Nova nucleosynthesis and Galactic evolution of the CNO isotopes

In this paper we study the role played both by novae and single stars in enriching the interstellar medium of the Galaxy with CNO group nuclei, in the framework of a detailed successful model for the chemical evolution of both the Galactic halo and disc. First, we consider only the nucleosynthesis from single low-mass, intermediate-mass and massive stars. In particular, the nucleosynthesis prescriptions in the framework of the adopted model are such that (i) low- and intermediate-mass stars are responsible for the production of most of the Galactic C-12 and N-14; (ii) massive stars produce the bulk of the Galactic O-16; (iii) C-13 and O-17 originate mostly in intermediate-mass stars, with only a minor contribution from low-mass and massive stars. In this context, we show that the behaviour of the C-12/C-13, N-14/N-15 and O-16/O-17 isotopic ratios, as inferred from observations, can be explained only allowing for a substantial revision of the available stellar yields. On the other hand, the introduction of nova nucleosynthesis allows us to better explain the temporal evolution of the CNO isotopic ratios in the solar neighbourhood as well as their trends across the Galactic disc. Once all the nucleosynthesis sources of CNO elements are taken into account, we conclude that C-13, N-15 and O-17 are likely to have both a primary and a secondary origin, in contrast to previous beliefs. We show that, when adopting the most recent O-17 yields from intermediate-mass stars published in the literature so far, we still get a too large solar abundance for this element, a problem already encountered in the past by other authors using different yield sets.

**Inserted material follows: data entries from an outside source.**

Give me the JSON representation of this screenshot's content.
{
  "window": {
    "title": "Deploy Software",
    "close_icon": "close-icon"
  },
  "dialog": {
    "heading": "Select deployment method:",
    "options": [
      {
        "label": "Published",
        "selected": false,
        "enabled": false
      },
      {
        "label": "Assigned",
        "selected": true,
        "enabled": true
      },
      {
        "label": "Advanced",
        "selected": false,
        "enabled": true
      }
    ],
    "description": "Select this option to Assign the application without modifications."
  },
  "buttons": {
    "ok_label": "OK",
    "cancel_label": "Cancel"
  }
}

Therefore, we conclude that in computing the O-17 yields from intermediate-mass stars some considerable sink of O-17 is probably neglected. The situation for N-15 is less clear than that for C-13 and O-17, mainly due to contradictory observational findings. However, a stellar factory restoring N-15 on quite long time-scales seems to be needed in order to reproduce the observed positive gradient of N-14/N-15 across the disc, and novae are, at present, the best candidates for this factory. Given the uncertainties still present in the computation of theoretical stellar yields, our results can be used to put constraints on stellar evolution and nucleosynthesis models.